New Delhi, June 1 (IANS) India has succeeded in restricting its fiscal deficit to the 4.4 per cent of GDP target fixed for the financial year 2025-26, reflecting the robust state of government finances at the end of the year, official data released on Monday showed.

The fiscal deficit, which shows the difference between government revenue and expenditure, stood at Rs 15.19 lakh crore in FY26.

Data released by the Controller General of Accounts (CGA) showed revenue collections remained strong during FY26, with net tax receipts rising to Rs 33 lakh crore, compared with Rs 30.87 lakh crore in the previous financial year. Non-tax revenues also registered a sharp increase to Rs 6.8 lakh crore, from Rs 5.31 lakh crore a year earlier.

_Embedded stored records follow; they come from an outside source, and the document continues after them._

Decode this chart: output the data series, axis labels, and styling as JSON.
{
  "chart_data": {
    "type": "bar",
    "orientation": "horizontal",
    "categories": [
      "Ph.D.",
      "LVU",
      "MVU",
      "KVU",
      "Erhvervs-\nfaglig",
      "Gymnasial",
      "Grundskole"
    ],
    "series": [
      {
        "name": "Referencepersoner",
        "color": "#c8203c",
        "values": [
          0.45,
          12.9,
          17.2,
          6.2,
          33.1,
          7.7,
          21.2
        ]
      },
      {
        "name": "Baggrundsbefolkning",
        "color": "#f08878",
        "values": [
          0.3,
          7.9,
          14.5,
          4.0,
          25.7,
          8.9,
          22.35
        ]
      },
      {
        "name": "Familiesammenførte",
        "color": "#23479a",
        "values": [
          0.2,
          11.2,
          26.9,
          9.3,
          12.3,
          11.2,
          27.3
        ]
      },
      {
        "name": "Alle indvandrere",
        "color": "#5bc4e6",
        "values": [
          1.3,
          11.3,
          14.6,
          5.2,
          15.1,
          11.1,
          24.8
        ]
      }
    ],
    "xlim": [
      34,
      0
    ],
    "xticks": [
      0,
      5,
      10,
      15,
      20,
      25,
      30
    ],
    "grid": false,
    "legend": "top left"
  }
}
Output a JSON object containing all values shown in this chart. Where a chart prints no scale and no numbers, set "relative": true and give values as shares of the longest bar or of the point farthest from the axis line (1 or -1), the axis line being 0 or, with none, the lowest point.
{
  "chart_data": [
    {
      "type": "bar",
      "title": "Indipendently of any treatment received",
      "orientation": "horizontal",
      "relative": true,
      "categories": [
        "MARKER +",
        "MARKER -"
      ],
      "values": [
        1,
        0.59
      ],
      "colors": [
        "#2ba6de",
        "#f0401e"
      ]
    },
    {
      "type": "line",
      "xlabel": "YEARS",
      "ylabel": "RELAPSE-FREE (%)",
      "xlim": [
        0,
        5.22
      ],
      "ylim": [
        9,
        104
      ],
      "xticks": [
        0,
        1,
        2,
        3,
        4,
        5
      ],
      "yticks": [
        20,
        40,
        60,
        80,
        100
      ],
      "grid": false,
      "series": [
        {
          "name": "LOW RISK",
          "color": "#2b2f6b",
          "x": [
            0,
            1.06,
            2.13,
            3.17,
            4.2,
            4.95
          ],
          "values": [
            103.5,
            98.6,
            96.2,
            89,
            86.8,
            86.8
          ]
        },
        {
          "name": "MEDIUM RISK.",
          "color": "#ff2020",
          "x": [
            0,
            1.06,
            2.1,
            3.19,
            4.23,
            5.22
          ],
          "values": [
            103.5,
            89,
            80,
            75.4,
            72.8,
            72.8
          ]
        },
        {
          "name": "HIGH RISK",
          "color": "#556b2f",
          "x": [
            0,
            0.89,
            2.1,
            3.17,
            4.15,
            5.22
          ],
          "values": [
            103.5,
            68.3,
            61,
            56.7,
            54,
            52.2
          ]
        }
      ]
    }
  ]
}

Total expenditure during the year was Rs 49 lakh crore, with revenue expenditure at Rs 38.36 lakh crore. Capital expenditure rose to about Rs 10.7 lakh crore from Rs 10.18 lakh crore a year earlier, as the government continued investing heavily in big-ticket infrastructure projects such as highways, railways, and ports to accelerate economic growth and create more jobs.

Finance Minister Nirmala Sitharaman set the fiscal deficit target for 2025-26 at 4.4 per cent of GDP, amounting to Rs 15.7 lakh crore. This is part of the government’s commitment to follow a descending gliding path on the deficit to strengthen the country’s fiscal position. India’s fiscal deficit for 2024-25 stood at 4.8 per cent of GDP as part of the revised estimate.

A decline in the fiscal deficit strengthens the economy’s fundamentals and paves the way for growth with price stability. It reduces government borrowing, leaving more funds in the banking sector for lending to corporates and consumers, which in turn drives higher economic growth.

Meanwhile, government accounts for April indicated that the fiscal deficit for the first month of FY27 reached 21.4 per cent of the full-year budgeted target. This has raised concerns, as subsidy payments are expected to increase amid the Middle East conflict due to rising costs of petroleum products such as LPG and fertilisers. This is expected to increase outgoings on LPG subsidies for the poor and fertiliser subsidies to cushion farmers from global cost rises in crucial crop-production inputs.